Projecting Force Potency through Scalable Protection

Ms. Jennifer Moore
Program Manager
Light Tactical Vehicles
U.S. Marine Corps Systems Command

From Armor & Mobility, Fall 2021

Ms. Moore serves as the Program Manager Light Tactical Vehicles within Logistics Combat Element Systems, Marine Corps Systems Command. She provides program management leadership for all efforts within the light tactical fleet including the Joint Light Tactical Vehicle (JLTV) family of vehicles, High Mobility Multipurpose Wheeled Vehicles (HMMWVs), Light Tactical Trailers and the Family of Ultra-Light Tactical Vehicles. Previous civil service positions included the Product Manager, Light Legacy Fleet, within Program Manager Light Tactical Vehicles (PM LTV), Program Executive Officer Land Systems (PEO LS), Assault Amphibious Vehicle (AAV) Foreign Military Sales acquisition team lead, PEO LS, and Deputy Command Information Officer, Marine Corps Systems Command. Prior to her civil service career, Ms. Moore fulfilled a variety of information technology and project management positions with Hewlett Packard for 15 years.

Ms. Moore maintains certifications as a Project Management Professional through Program Management Institute, Program Management Level Three and Information Technology Level One through Defense Acquisition University and the Defense Chief Information Officer certification through National Defense University. Ms. Moore graduated from University of North Carolina Wilmington with a Bachelor of Science in Management Information Systems and from American Military University with a Master of Business Administration. During her federal service career, Ms. Moore received the Navy Meritorious Civilian Service award.

Armor & Mobility spoke recently with Ms. Jennifer Moore, Program Manager for Light Tactical Vehicles, Marine Corps Systems Command, regarding the state of fielding and lessons learned since the U.S. Marine Corps took first delivery of the Joint Light Tactical Vehicle (JLTV) in early 2019.

A&M: Please provide some background on the USMC’s need for the Joint Light Tactical Vehicle (JLTV) capability, initial order and delivery numbers, and date of first JLTVs to service.

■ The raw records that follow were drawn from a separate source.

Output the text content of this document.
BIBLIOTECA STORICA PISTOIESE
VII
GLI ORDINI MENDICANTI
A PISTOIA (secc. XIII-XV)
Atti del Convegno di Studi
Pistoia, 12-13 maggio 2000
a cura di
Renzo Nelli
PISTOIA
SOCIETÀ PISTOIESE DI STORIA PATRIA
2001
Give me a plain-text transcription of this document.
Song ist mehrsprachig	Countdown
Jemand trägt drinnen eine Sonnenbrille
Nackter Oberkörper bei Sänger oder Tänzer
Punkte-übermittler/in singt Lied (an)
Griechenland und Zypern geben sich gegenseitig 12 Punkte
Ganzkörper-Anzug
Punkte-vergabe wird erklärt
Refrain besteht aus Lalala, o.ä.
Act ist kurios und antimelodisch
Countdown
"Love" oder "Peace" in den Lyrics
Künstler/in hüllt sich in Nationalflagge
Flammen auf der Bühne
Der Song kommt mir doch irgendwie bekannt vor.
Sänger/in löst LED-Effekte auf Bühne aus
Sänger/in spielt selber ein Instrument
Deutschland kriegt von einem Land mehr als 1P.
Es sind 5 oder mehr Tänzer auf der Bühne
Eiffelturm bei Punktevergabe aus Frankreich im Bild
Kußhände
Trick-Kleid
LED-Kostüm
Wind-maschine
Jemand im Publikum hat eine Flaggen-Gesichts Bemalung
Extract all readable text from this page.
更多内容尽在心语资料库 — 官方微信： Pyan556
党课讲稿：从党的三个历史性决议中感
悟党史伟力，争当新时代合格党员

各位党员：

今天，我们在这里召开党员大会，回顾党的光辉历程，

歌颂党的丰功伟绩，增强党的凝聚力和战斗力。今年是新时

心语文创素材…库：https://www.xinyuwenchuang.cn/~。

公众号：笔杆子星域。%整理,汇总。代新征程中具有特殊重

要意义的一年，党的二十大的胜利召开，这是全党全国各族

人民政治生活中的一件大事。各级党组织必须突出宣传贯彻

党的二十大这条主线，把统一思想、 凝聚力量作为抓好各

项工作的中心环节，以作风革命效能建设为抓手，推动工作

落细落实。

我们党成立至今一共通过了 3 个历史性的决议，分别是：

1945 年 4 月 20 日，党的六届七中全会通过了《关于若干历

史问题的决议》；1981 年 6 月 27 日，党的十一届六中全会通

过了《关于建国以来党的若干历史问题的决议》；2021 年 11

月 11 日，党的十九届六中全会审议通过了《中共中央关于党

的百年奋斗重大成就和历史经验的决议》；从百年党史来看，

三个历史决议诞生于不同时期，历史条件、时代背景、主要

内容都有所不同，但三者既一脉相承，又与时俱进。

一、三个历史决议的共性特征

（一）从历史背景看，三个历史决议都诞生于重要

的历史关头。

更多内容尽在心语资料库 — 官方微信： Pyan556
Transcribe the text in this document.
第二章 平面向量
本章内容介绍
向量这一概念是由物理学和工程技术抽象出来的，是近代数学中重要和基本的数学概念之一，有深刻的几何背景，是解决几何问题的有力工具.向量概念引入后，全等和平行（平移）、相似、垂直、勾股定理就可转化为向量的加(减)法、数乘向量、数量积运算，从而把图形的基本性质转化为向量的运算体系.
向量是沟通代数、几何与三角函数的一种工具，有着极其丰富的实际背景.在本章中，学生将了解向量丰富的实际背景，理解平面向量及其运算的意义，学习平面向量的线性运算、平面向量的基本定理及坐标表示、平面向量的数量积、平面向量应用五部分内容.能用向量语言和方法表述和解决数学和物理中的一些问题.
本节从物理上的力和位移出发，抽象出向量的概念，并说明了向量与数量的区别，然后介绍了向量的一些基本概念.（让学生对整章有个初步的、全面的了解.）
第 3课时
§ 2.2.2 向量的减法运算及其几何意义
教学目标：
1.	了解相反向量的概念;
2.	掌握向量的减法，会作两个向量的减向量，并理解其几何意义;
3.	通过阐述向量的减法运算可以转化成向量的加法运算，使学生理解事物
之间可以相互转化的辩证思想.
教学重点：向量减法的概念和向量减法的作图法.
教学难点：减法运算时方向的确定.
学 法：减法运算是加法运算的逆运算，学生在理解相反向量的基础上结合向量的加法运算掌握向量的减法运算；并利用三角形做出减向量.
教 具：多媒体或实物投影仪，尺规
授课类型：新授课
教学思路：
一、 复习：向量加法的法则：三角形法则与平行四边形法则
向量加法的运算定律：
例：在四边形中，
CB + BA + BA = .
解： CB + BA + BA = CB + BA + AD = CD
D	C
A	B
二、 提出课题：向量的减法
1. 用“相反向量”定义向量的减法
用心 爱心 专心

Ms. Moore: The JLTV is the first vehicle purpose-built for the evolving battlefield and provides increased readiness for 21st century warfare. The JLTV will fully replace the Corps’ High Mobility Multipurpose Wheeled Vehicle (HMMWV) fleet. The JLTV Family of Vehicles (FoV) comes in four different variants (General Purpose, Utility, Close Combat Weapons Carrier and Heavy Guns Carrier) with multiple mission package configurations, all providing protected, sustained, networked mobility that balances payload, performance and protection across the full range of military operations. The Marine Corps fielded the first 55 JLTVs to Marines at the School of Infantry West in February 2019. The first infantry battalion to receive the JLTV were Marines from 3rd Battalion, 8th Marines, 2nd Marine Division, in July 2019. The program office reached IOC shortly afterwards in August 2019.

A&M: From an initial implementation and integration perspective, give a general look at how the JLTV’s role improved on previous HMMWV mission sets as it relates to mobility and protection?

Ms. Moore: The JLTV provides improvements in the balance of payload, performance, and protection over the HMMWV FoV. In addition, the JLTV provides increased reliability and maintainability. Some of the advantages the JLTV offers over the HMMWV include increased network connectivity, modular vehicle configurations and protection to meet specific mission requirements. The vehicle incorporates an auto-leveling suspension system and multiple operating and transportation heights. The JLTV also possesses a flexible open system architecture, for example, the ability to plug and play multiple radio configurations.

A&M: In terms of lessons learned from initial real-world operations, what are some key positives and improvement points that USMC integration has realized?

Ms. Moore:  Scalable armor has allowed MEF commanders the flexibility to trade levels of protection for additional increases in mobility based on their mission. Increased mobility has allowed the operating forces to employ the JLTVs across terrain and areas where HMMWVs have difficulty operating. The JLTV’s scalability is what will set it apart on the battlefield. Another key aspect is the vehicle’s ability to reduce impact fatigue to the occupants and driver. Its suspension system and integrated cabin construction drastically reduces driver’s fatigue that is routinely encountered in ground tactical wheeled vehicles. Marines are able to sustain mobility operations much longer than before, ultimately enabling a combat reach that is only limited by the range of the vehicle.

A&M: What is the general timeframe for expected further investment in JLTV in terms of additional delivery to service and slated upgrades?

Ms. Moore: The Marine Corps will continue fielding JLTVs for several more years. During fielding, integration of existing capabilities (migration from HMMWV) and new capabilities are planned as well as underway. The Fleet Marine Force (FMF) will continue to submit universal need statements (UNS) for additional capabilities requested for integration onto the JLTV FoV. Once the UNS transition to requirements and are appropriately funded, they have the opportunity to be developed and integrated on fielded as well as future JLTVs.